The Legal Services Act 2007 (LSA) shook up the traditional partnership model of UK law firms by allowing firms to register as Alternative Business Structures (ABS). An ABS allows non-lawyers to participate in the ownership of law firms, unlike the traditional model where the profits of a firm could only be shared between its partners.
There have been over 500 ABS registrations since the LSA came into force and these have been in a variety of forms. We have seen the rise of so-called “Tesco Law” with well-known brands such as Tesco and Co-op starting to offer low value legal services like will-writing. We have seen the Big 4 accountancy firms entering the legal services market, something TSL covered in a previous article. Some firms such as Irwin Mitchell have used the flexibility of the company structure to offer complementary non-legal services (e.g., debt collection and insurance claims) under subsidiary companies, alongside their legal services.
Relatively few firms, however, have decided to make an Initial Public Offering (IPO) and list on the UK stock market. When a company makes an IPO, it switches from being a private company owned by relatively few individuals to being owned by members of the public with shares that can be freely bought and sold on the stock market. There are complex rules governing IPOs, with companies required to publish lengthy prospectuses disclosing extensive information about themselves to prospective buyers.
So far, only a handful of firms have gone public.

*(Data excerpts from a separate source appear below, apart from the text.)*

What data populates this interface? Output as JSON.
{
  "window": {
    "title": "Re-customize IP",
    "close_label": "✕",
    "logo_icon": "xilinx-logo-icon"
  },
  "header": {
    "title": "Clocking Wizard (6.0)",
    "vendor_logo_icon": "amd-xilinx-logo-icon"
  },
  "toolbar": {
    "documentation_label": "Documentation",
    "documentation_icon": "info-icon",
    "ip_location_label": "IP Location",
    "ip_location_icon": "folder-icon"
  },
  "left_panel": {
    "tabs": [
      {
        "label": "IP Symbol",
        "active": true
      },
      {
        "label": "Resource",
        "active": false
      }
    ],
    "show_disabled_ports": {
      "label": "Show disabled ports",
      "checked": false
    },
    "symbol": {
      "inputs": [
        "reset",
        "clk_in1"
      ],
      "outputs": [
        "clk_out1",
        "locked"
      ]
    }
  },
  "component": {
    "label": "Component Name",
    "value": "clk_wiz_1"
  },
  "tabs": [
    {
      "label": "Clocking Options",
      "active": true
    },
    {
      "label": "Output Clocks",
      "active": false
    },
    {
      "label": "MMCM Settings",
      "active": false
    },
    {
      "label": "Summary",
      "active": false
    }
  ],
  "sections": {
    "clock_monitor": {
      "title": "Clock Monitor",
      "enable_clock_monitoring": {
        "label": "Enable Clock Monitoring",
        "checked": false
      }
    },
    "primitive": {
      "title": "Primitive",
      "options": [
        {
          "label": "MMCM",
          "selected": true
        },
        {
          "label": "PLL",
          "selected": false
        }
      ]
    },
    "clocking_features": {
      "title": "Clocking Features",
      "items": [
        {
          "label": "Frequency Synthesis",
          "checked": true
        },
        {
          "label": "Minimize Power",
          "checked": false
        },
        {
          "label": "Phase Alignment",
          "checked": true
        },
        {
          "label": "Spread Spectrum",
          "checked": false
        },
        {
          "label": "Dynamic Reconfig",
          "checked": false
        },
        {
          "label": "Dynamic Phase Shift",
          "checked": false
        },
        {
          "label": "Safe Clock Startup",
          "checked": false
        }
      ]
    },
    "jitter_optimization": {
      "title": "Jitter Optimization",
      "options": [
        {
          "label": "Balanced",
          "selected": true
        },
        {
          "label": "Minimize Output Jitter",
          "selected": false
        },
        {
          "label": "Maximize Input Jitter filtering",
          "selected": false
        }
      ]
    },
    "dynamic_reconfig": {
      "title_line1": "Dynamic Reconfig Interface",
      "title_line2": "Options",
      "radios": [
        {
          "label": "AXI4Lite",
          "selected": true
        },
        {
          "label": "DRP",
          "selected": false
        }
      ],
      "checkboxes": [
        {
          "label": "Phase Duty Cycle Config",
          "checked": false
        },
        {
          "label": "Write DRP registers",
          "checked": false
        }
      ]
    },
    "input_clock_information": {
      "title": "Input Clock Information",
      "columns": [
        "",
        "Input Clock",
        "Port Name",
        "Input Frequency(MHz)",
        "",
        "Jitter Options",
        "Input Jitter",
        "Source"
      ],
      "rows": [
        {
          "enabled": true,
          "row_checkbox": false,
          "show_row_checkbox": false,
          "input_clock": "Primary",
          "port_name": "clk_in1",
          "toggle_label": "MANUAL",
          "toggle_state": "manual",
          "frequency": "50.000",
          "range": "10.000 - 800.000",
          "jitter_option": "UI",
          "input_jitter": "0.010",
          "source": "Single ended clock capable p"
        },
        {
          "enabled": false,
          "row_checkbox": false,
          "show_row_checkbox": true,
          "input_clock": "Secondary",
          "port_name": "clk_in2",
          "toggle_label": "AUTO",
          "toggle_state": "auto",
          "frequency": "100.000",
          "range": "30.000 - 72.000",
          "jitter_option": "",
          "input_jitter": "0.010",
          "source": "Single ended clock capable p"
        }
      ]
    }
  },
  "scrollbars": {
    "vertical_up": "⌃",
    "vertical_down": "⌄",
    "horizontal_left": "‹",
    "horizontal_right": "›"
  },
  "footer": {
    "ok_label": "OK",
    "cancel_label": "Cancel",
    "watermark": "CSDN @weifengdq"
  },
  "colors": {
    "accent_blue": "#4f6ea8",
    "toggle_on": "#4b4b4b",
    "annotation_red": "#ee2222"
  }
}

The first was Gateley, which became Gateley plc in 2015. The firm was valued at £100 million and raised £30 million on listing.
The second firm was Gordon Dadds in 2017, which raised £20 million, nearly doubling the market capitalization of the firm.
The largest firm to go public was DWF in 2019. The firm was valued at £366 million, large enough to be listed on the main board of the London Stock Exchange. All other firms who have gone public were listed on the Alternative Investment Market (AIM), the sub-market of the London Stock Exchange reserved for smaller companies.
For a partner in a law firm, going public is not necessarily an attractive option. In a traditional partnership, partners are answering to themselves. Although many firms have leadership committees, many important decisions (e.g. the decision to open a new office or to appoint a new partner) are made by a vote of the partners – one partner, one vote. A listed law firm is run like any other public company, with a board of directors who are responsible for running the company for the benefit of the shareholders.
Not only does this mean losing an element of control, it may also mean a pay cut. In an equity partnership, the firm’s profits are largely distributed back to the partners. However, nobody is going to buy the shares of a company that pays all of its profits back to its workers. Shareholders want to see profits distributed in the form of dividends or reinvested back in the company to help to grow its value.
The obvious benefit to going public is the immediate cash injection. As the examples above show, when a law firm floats, it puts a certain amount of its shares up for sale, the proceeds of which are then the firm’s to use.
Some of the firms who have gone public have used these proceeds to acquire other firms. For example, Gordon Dadds acquired the international shipping specialist Ince & Co. Gateley’s website shows that it has made six acquisitions since its listing, including the law firms GCL Solicitors.
Firms who have used the ABS model to offer more than just legal services can use the proceeds to invest in these extended businesses. For example, DWF, a firm known for its innovation, intends to invest further in aspects of its business like DWF 360, its software provider division.
Gateley has also launched a share option scheme, which allows employees who stay with the firm to acquire shares in it. This is a common mechanism used by companies to incentivize their staff, encouraging employees to stay at the company and to increase its value (and the value of their shares).
Partners who decide to list their firm will hope that these benefits lead to their ownership share in the firm increasing in value, exchanging this long-term pay-off (e.g., if they retire and decide to sell their shares) for the short-term pay cut.
In order to drive up the value of their shares, law firms will need to create demand for them. The concept of investing in law firms is so new that investors may be nervous about buying these shares. So far, however, the gamble seems to be working. A look at the share value of Gateley shows that they have doubled since the firm listed in 2015.
However, it is still early days in the Law Firm plc experiment and time will tell whether more firms follow this example. Many eyes will be on DWF in particular, as the largest firm to float, to see if this can be an effective model for a major international firm.